Comparison of PNG vs. DDS
The tool you use to save dds files matters. Nvidia do
a free DDS plugin for Photoshop which is widely considered the best tool out there in terms of the quality of the textures it produces. If you don't own Photoshop, a decent free option is
Paint.net, which is what I've used here. Regardless of the tool you use, you'll quickly realise dds comes in a huge variety of different flavours and compression types, so it's vital we consider which one is best for which type of texture.
To see how each compression format affects a texture, we'll use this stress-testing texture I made.

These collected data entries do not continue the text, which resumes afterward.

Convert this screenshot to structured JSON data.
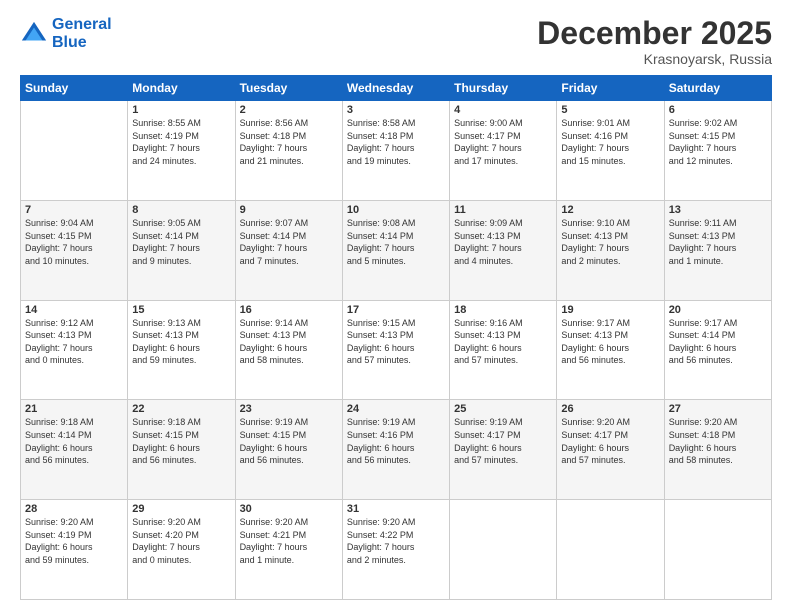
{
  "header": {
    "logo_line1": "General",
    "logo_line2": "Blue",
    "month": "December 2025",
    "location": "Krasnoyarsk, Russia"
  },
  "weekdays": [
    "Sunday",
    "Monday",
    "Tuesday",
    "Wednesday",
    "Thursday",
    "Friday",
    "Saturday"
  ],
  "weeks": [
    [
      {
        "day": "",
        "info": ""
      },
      {
        "day": "1",
        "info": "Sunrise: 8:55 AM\nSunset: 4:19 PM\nDaylight: 7 hours\nand 24 minutes."
      },
      {
        "day": "2",
        "info": "Sunrise: 8:56 AM\nSunset: 4:18 PM\nDaylight: 7 hours\nand 21 minutes."
      },
      {
        "day": "3",
        "info": "Sunrise: 8:58 AM\nSunset: 4:18 PM\nDaylight: 7 hours\nand 19 minutes."
      },
      {
        "day": "4",
        "info": "Sunrise: 9:00 AM\nSunset: 4:17 PM\nDaylight: 7 hours\nand 17 minutes."
      },
      {
        "day": "5",
        "info": "Sunrise: 9:01 AM\nSunset: 4:16 PM\nDaylight: 7 hours\nand 15 minutes."
      },
      {
        "day": "6",
        "info": "Sunrise: 9:02 AM\nSunset: 4:15 PM\nDaylight: 7 hours\nand 12 minutes."
      }
    ],
    [
      {
        "day": "7",
        "info": "Sunrise: 9:04 AM\nSunset: 4:15 PM\nDaylight: 7 hours\nand 10 minutes."
      },
      {
        "day": "8",
        "info": "Sunrise: 9:05 AM\nSunset: 4:14 PM\nDaylight: 7 hours\nand 9 minutes."
      },
      {
        "day": "9",
        "info": "Sunrise: 9:07 AM\nSunset: 4:14 PM\nDaylight: 7 hours\nand 7 minutes."
      },
      {
        "day": "10",
        "info": "Sunrise: 9:08 AM\nSunset: 4:14 PM\nDaylight: 7 hours\nand 5 minutes."
      },
      {
        "day": "11",
        "info": "Sunrise: 9:09 AM\nSunset: 4:13 PM\nDaylight: 7 hours\nand 4 minutes."
      },
      {
        "day": "12",
        "info": "Sunrise: 9:10 AM\nSunset: 4:13 PM\nDaylight: 7 hours\nand 2 minutes."
      },
      {
        "day": "13",
        "info": "Sunrise: 9:11 AM\nSunset: 4:13 PM\nDaylight: 7 hours\nand 1 minute."
      }
    ],
    [
      {
        "day": "14",
        "info": "Sunrise: 9:12 AM\nSunset: 4:13 PM\nDaylight: 7 hours\nand 0 minutes."
      },
      {
        "day": "15",
        "info": "Sunrise: 9:13 AM\nSunset: 4:13 PM\nDaylight: 6 hours\nand 59 minutes."
      },
      {
        "day": "16",
        "info": "Sunrise: 9:14 AM\nSunset: 4:13 PM\nDaylight: 6 hours\nand 58 minutes."
      },
      {
        "day": "17",
        "info": "Sunrise: 9:15 AM\nSunset: 4:13 PM\nDaylight: 6 hours\nand 57 minutes."
      },
      {
        "day": "18",
        "info": "Sunrise: 9:16 AM\nSunset: 4:13 PM\nDaylight: 6 hours\nand 57 minutes."
      },
      {
        "day": "19",
        "info": "Sunrise: 9:17 AM\nSunset: 4:13 PM\nDaylight: 6 hours\nand 56 minutes."
      },
      {
        "day": "20",
        "info": "Sunrise: 9:17 AM\nSunset: 4:14 PM\nDaylight: 6 hours\nand 56 minutes."
      }
    ],
    [
      {
        "day": "21",
        "info": "Sunrise: 9:18 AM\nSunset: 4:14 PM\nDaylight: 6 hours\nand 56 minutes."
      },
      {
        "day": "22",
        "info": "Sunrise: 9:18 AM\nSunset: 4:15 PM\nDaylight: 6 hours\nand 56 minutes."
      },
      {
        "day": "23",
        "info": "Sunrise: 9:19 AM\nSunset: 4:15 PM\nDaylight: 6 hours\nand 56 minutes."
      },
      {
        "day": "24",
        "info": "Sunrise: 9:19 AM\nSunset: 4:16 PM\nDaylight: 6 hours\nand 56 minutes."
      },
      {
        "day": "25",
        "info": "Sunrise: 9:19 AM\nSunset: 4:17 PM\nDaylight: 6 hours\nand 57 minutes."
      },
      {
        "day": "26",
        "info": "Sunrise: 9:20 AM\nSunset: 4:17 PM\nDaylight: 6 hours\nand 57 minutes."
      },
      {
        "day": "27",
        "info": "Sunrise: 9:20 AM\nSunset: 4:18 PM\nDaylight: 6 hours\nand 58 minutes."
      }
    ],
    [
      {
        "day": "28",
        "info": "Sunrise: 9:20 AM\nSunset: 4:19 PM\nDaylight: 6 hours\nand 59 minutes."
      },
      {
        "day": "29",
        "info": "Sunrise: 9:20 AM\nSunset: 4:20 PM\nDaylight: 7 hours\nand 0 minutes."
      },
      {
        "day": "30",
        "info": "Sunrise: 9:20 AM\nSunset: 4:21 PM\nDaylight: 7 hours\nand 1 minute."
      },
      {
        "day": "31",
        "info": "Sunrise: 9:20 AM\nSunset: 4:22 PM\nDaylight: 7 hours\nand 2 minutes."
      },
      {
        "day": "",
        "info": ""
      },
      {
        "day": "",
        "info": ""
      },
      {
        "day": "",
        "info": ""
      }
    ]
  ]
}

The stress-tester texture has graduated coloured bands and high detail areas designed to find compression artefacts
The dds format is lossy, it compresses your texture by chopping it up into 4x4 blocks, finding the two most contrasting colours in the block, and estimating the colours of the other fourteen pixels in the block must all have values somewhere between the two outliers. To stress-test this, our test texture has a band of tightly-packed multicoloured pixels which are impossible to arrange on a straight line from one colour to another.
A pattern impossible to replicate with 4x4 block compression
BC1
BC1 is the oldest format and offers the most compression and least strain on the GPU. It has a bit-depth of 16 rather than 24. Instead of using 8-bit colours per channel, BC1 compresses colours using 5:6:5 compression; this means that instead of 256 possible values in each channel, there are 32 for red (2^5), 64 for green (2^6), and 32 for blue (2^5). The lack of available colours causes a noticeable 'step' from one shade to the next, this is called “banding”.
Colour banding in DDS BC1
Because there are more available shades of green than of red and blue, you'll also find BC1 textures struggle to replicate greys well; often producing green or purple tinted pixels.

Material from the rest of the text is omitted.